On the surface, a pretty harmless piece of advice and makes perfect sense too in many ways., right. Let’s face it, how often do we sit down to brunch with our friends, and one makes a comment about how great someone’s skin looks followed by the question “What have you been doing to make your skin look so great?” This great-looking skin friend enthusiastically launches into the newest craze of rubbing a homemade combination of applesauce and turmeric on their face. Next thing is you find yourself considering whether you need to adopt such a skin care regimen, and if you’re fortunate, you’ll stop after considering it, but the fact of the matter is you will think about it and may even do it. Such is the power of enthusiastic information delivered about something you may feel lacking for yourself.
If you want a reason why this advice is dangerous, read the comments after such advice and see how the words are interpreted. People are immediately asking for advice on how to give under-performing, couch-potato friends/family the boot and actively advertising for new “successful” friends.
What happened to loyalty? What happened to unconditional love (with boundaries…always need those boundaries)?

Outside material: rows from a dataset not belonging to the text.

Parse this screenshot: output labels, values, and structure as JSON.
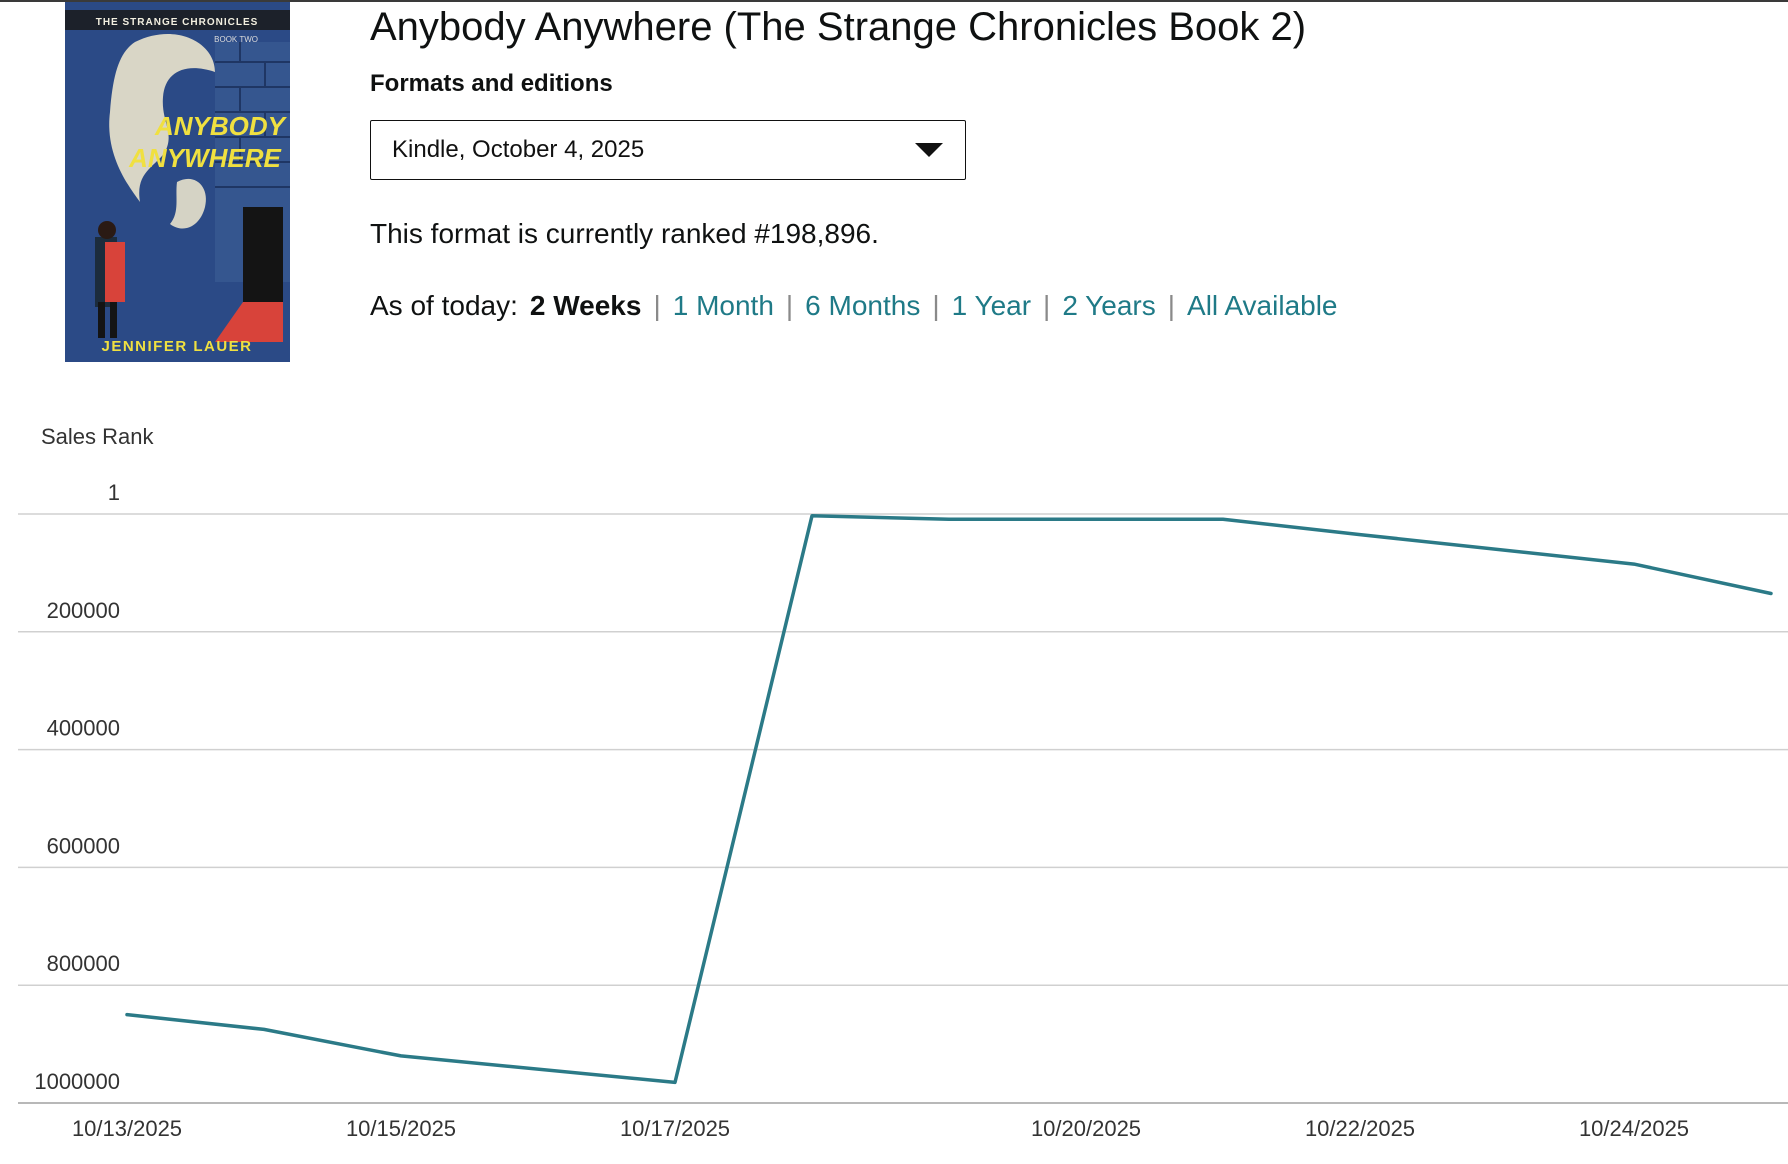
{
  "book": {
    "title": "Anybody Anywhere (The Strange Chronicles Book 2)",
    "cover": {
      "series_banner": "THE STRANGE CHRONICLES",
      "book_number": "BOOK TWO",
      "title_line1": "ANYBODY",
      "title_line2": "ANYWHERE",
      "author": "JENNIFER LAUER",
      "colors": {
        "background": "#2b4a86",
        "title": "#f0e040",
        "accent_red": "#d8433a",
        "figure": "#e8e2cc"
      }
    }
  },
  "formats": {
    "heading": "Formats and editions",
    "selected": "Kindle, October 4, 2025",
    "arrow_icon": "caret-down-icon"
  },
  "rank": {
    "text": "This format is currently ranked #198,896."
  },
  "range": {
    "prefix": "As of today:",
    "separator": "|",
    "options": [
      {
        "label": "2 Weeks",
        "active": true
      },
      {
        "label": "1 Month",
        "active": false
      },
      {
        "label": "6 Months",
        "active": false
      },
      {
        "label": "1 Year",
        "active": false
      },
      {
        "label": "2 Years",
        "active": false
      },
      {
        "label": "All Available",
        "active": false
      }
    ]
  },
  "colors": {
    "link": "#1f7a87",
    "series": "#2b7a87",
    "grid": "#d0d0d0"
  },
  "chart_data": {
    "type": "line",
    "ylabel": "Sales Rank",
    "y_inverted": true,
    "ylim": [
      1,
      1000000
    ],
    "yticks": [
      {
        "value": 1,
        "label": "1"
      },
      {
        "value": 200000,
        "label": "200000"
      },
      {
        "value": 400000,
        "label": "400000"
      },
      {
        "value": 600000,
        "label": "600000"
      },
      {
        "value": 800000,
        "label": "800000"
      },
      {
        "value": 1000000,
        "label": "1000000"
      }
    ],
    "xlim": [
      "2025-10-13",
      "2025-10-25"
    ],
    "xticks": [
      {
        "value": "2025-10-13",
        "label": "10/13/2025"
      },
      {
        "value": "2025-10-15",
        "label": "10/15/2025"
      },
      {
        "value": "2025-10-17",
        "label": "10/17/2025"
      },
      {
        "value": "2025-10-20",
        "label": "10/20/2025"
      },
      {
        "value": "2025-10-22",
        "label": "10/22/2025"
      },
      {
        "value": "2025-10-24",
        "label": "10/24/2025"
      }
    ],
    "grid": true,
    "series": [
      {
        "points": [
          {
            "x": "2025-10-13",
            "y": 850000
          },
          {
            "x": "2025-10-14",
            "y": 875000
          },
          {
            "x": "2025-10-15",
            "y": 920000
          },
          {
            "x": "2025-10-17",
            "y": 965000
          },
          {
            "x": "2025-10-18",
            "y": 3000
          },
          {
            "x": "2025-10-19",
            "y": 9000
          },
          {
            "x": "2025-10-20",
            "y": 9000
          },
          {
            "x": "2025-10-21",
            "y": 9000
          },
          {
            "x": "2025-10-22",
            "y": 35000
          },
          {
            "x": "2025-10-24",
            "y": 85000
          },
          {
            "x": "2025-10-25",
            "y": 135000
          }
        ]
      }
    ]
  }
}
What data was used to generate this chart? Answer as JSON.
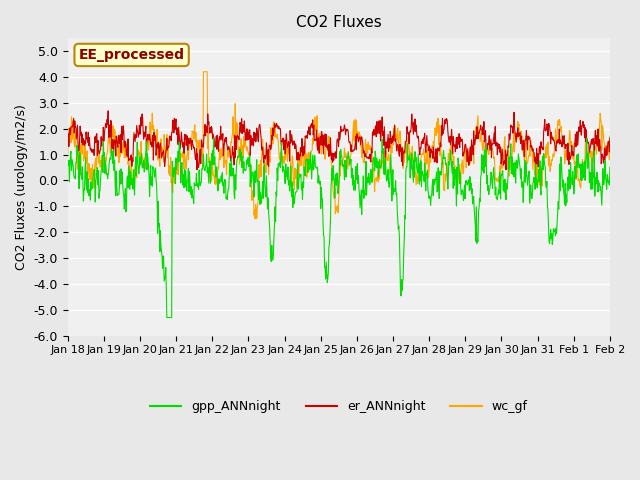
{
  "title": "CO2 Fluxes",
  "ylabel": "CO2 Fluxes (urology/m2/s)",
  "ylim": [
    -6.0,
    5.5
  ],
  "yticks": [
    -6.0,
    -5.0,
    -4.0,
    -3.0,
    -2.0,
    -1.0,
    0.0,
    1.0,
    2.0,
    3.0,
    4.0,
    5.0
  ],
  "bg_color": "#e8e8e8",
  "plot_bg_color": "#f0f0f0",
  "grid_color": "#ffffff",
  "n_points": 1008,
  "annotation_text": "EE_processed",
  "annotation_color": "#8b0000",
  "annotation_bg": "#ffffcc",
  "annotation_border": "#b8860b",
  "line_colors": {
    "gpp": "#00dd00",
    "er": "#cc0000",
    "wc": "#ffa500"
  },
  "legend_labels": [
    "gpp_ANNnight",
    "er_ANNnight",
    "wc_gf"
  ],
  "legend_colors": [
    "#00dd00",
    "#cc0000",
    "#ffa500"
  ],
  "xlabel_ticks": [
    "Jan 18",
    "Jan 19",
    "Jan 20",
    "Jan 21",
    "Jan 22",
    "Jan 23",
    "Jan 24",
    "Jan 25",
    "Jan 26",
    "Jan 27",
    "Jan 28",
    "Jan 29",
    "Jan 30",
    "Jan 31",
    "Feb 1",
    "Feb 2"
  ],
  "n_days": 16
}
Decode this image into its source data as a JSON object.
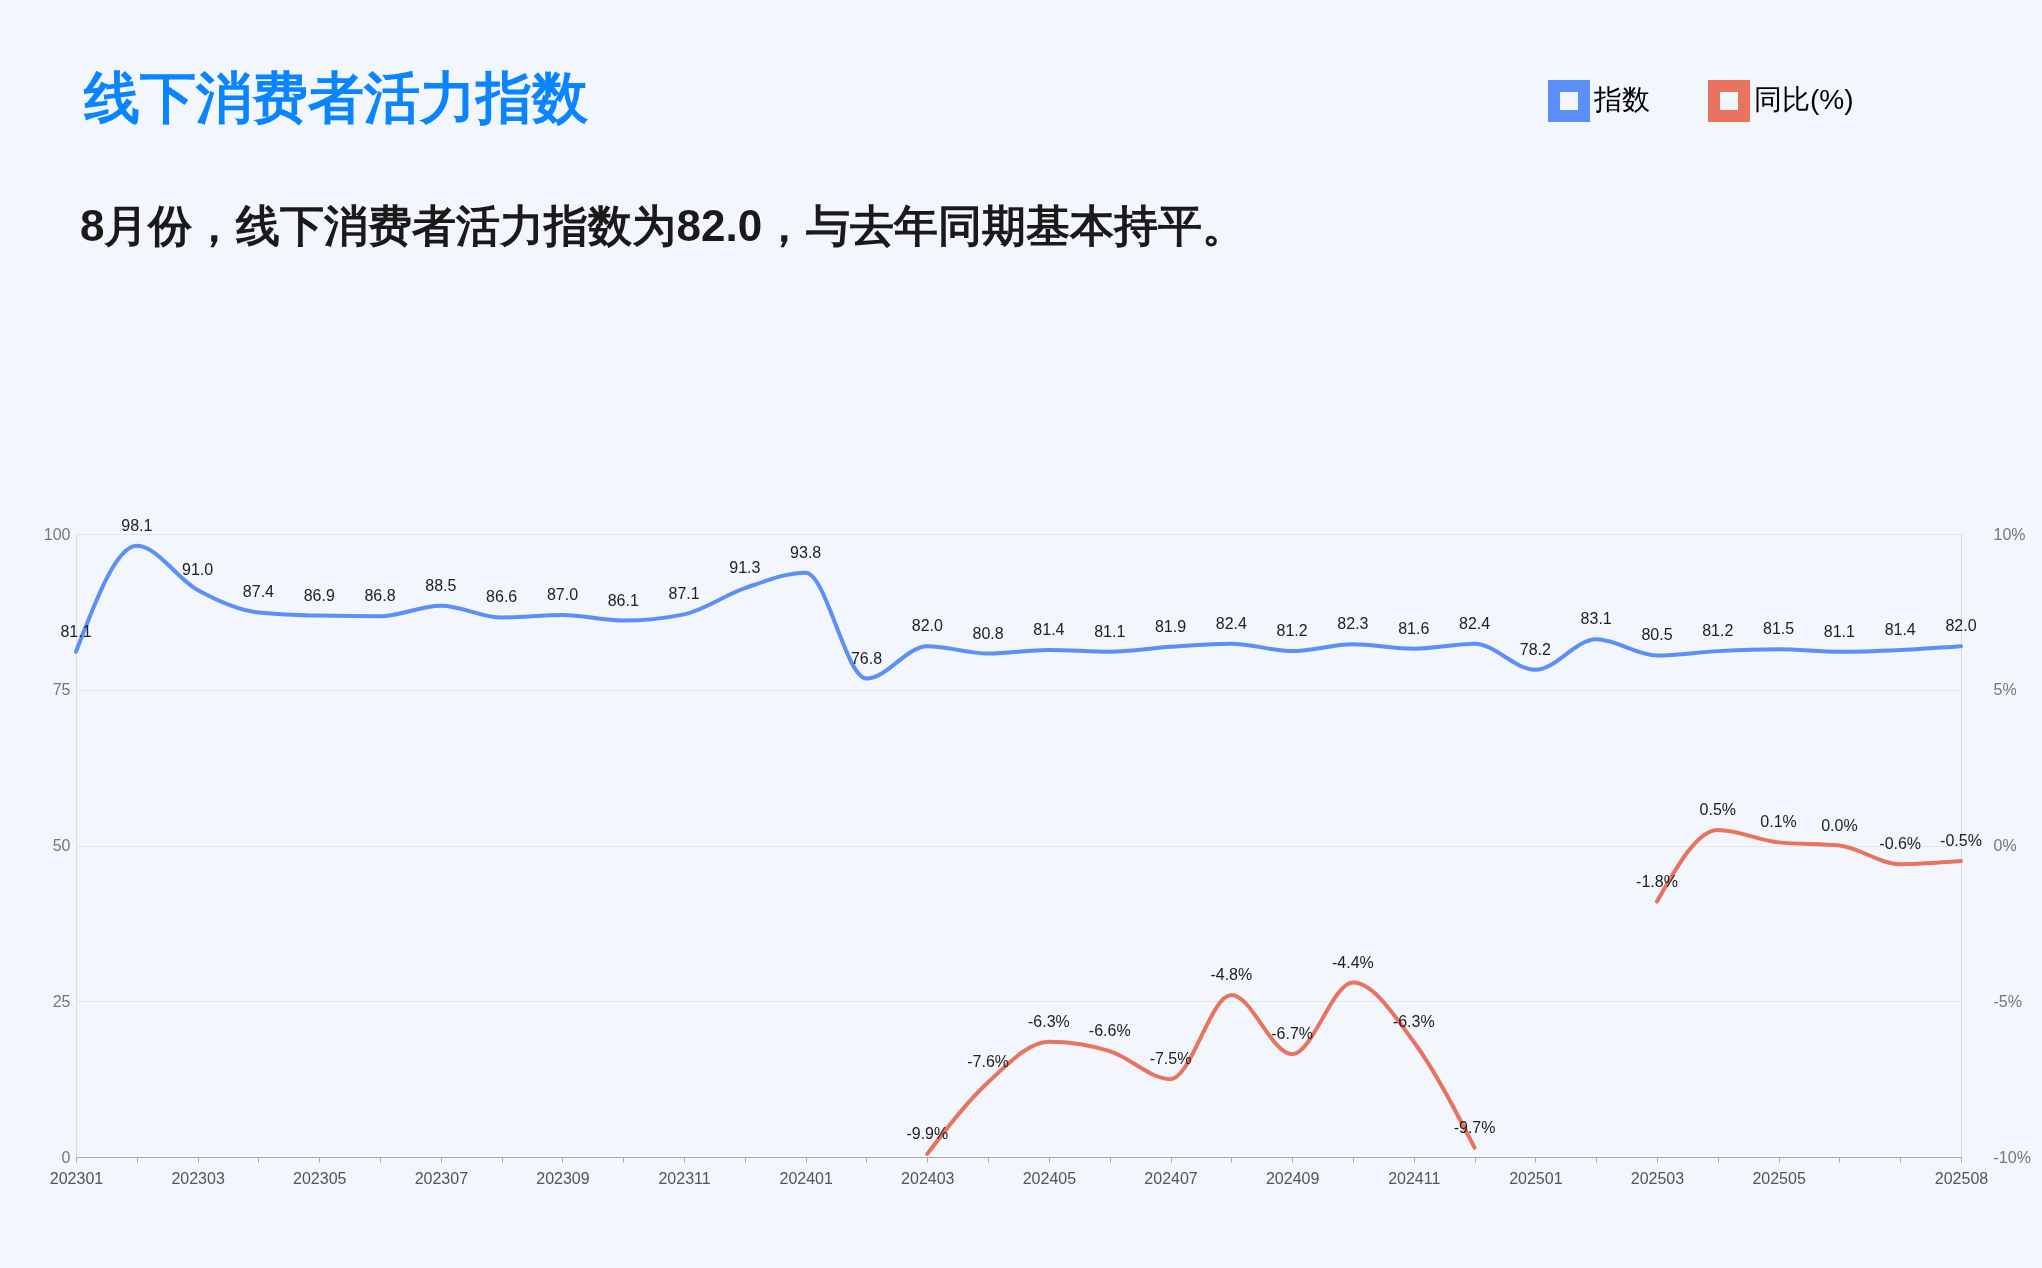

What happened to accepting people where they are on their journey, faults and all? What happened to valuing our fellow humans and the lessons they teach us about ourselves?
Dropped in the pursuit of “bettering ourselves” that’s where.
I would argue that this advice while well meaning needs an update. After all what are our five friends for? Advice, mentorship, accountability, encouragement and butt kicking. I would argue that in this day and age we can get all that without having to kick our friend to the curb.
The New Improved Advice
So instead of five people, I would argue for “five tools” to get us to our intention/goal. Here is an example for someone who may be trying to get in shape.
Advice – Podcasts on motivation, health and fitness.
Mentorship – There are hundreds of gurus you can follow through YouTube or another platform. Better yet, read others’ success stories and see how they got there and overcame hurdles.
Accountability – A dog. Nothing keeps you accountable to that daily walk/run like your dog. Still struggling? Get two.
Encourager – Facebook groups dedicated to your specific goal.
Butt kicker – There are apps that can kick your butt, but I would argue that a dog is the best motivator.
The Power is In You
Yes, it great to have people instead of inanimate objects (I stand by the dog though), but if you find yourself mulling over who you need to drop from your life and blaming those in your life for holding you back, perhaps this would be the better, kinder option.
Because “your better self” already exists, you just keep covering it over with crap. Tapping into your power is up to you…no five friends are going to get you there, but your dog will do most of the heavy lifting.
What are one of your five tools to keep you on track with your goals? This “addict” would love to know. =)
Note: The above does not apply to toxic or abusive relationships….remember boundaries!